1. Based on an independent word dictionary in which independent words such as nouns, verbs, adjectives, and adjectives are registered, an adjunct dictionary in which particles, auxiliary verbs, inflectional endings, etc. are registered, and part-of-speech categories and the number of characters of morphemes. And a morpheme connection dictionary that determines whether or not a connection between adjacent morphemes is possible, the input character string is searched for in the independent word dictionary and the adjunct word dictionary, a part of speech is added, and the morpheme connection dictionary is selected from the search results. In the morphological analysis processing method of registering the morphemes that are permitted to connect in the word registration table by the first step, the first step of dividing the character string based on the change information of the character type and determining the divided character string, When the unregistered word in the independent word dictionary and the adjunct word dictionary disconnects the connection of the morphemes in the word registration table, the second step of determining the divided character string including the divided position therein. And a third step of identifying an unregistered word existing within the range of the divided character string, based on the part-of-speech category of the morpheme, the character type, and the number of characters.
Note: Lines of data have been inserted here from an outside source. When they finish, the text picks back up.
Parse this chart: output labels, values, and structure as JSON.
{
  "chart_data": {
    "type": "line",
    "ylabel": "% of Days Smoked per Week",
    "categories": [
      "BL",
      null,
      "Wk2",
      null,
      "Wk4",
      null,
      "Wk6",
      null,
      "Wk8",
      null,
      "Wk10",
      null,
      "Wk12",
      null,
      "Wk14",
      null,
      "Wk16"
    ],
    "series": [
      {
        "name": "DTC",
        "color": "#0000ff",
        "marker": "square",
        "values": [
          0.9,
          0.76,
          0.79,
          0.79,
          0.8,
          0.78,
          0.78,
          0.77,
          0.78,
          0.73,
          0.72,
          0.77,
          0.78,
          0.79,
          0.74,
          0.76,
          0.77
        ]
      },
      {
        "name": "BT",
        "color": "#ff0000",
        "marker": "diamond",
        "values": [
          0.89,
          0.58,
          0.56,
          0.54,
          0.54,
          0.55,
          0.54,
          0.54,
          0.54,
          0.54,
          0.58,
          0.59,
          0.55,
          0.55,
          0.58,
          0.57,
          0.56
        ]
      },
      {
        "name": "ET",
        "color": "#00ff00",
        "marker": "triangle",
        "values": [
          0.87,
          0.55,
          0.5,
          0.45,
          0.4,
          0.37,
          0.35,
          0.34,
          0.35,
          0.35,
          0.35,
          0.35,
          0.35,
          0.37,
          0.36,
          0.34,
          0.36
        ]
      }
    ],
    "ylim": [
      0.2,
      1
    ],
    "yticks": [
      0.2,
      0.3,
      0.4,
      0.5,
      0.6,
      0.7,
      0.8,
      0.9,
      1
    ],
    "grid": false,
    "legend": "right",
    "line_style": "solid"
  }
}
2. The morpheme analysis processing method according to claim 1, wherein a plurality of morpheme division candidates are generated for the same character string by the first step, or the independent word dictionary and attached words. When multiple part-of-speech candidates are generated for the same morpheme by searching the dictionary, the morpheme division candidate and part-of-speech candidate are likely to be obtained based on the connection priority rule of the part-of-speech category between adjacent morphemes. A morphological analysis processing method comprising a fourth step of rearranging in order.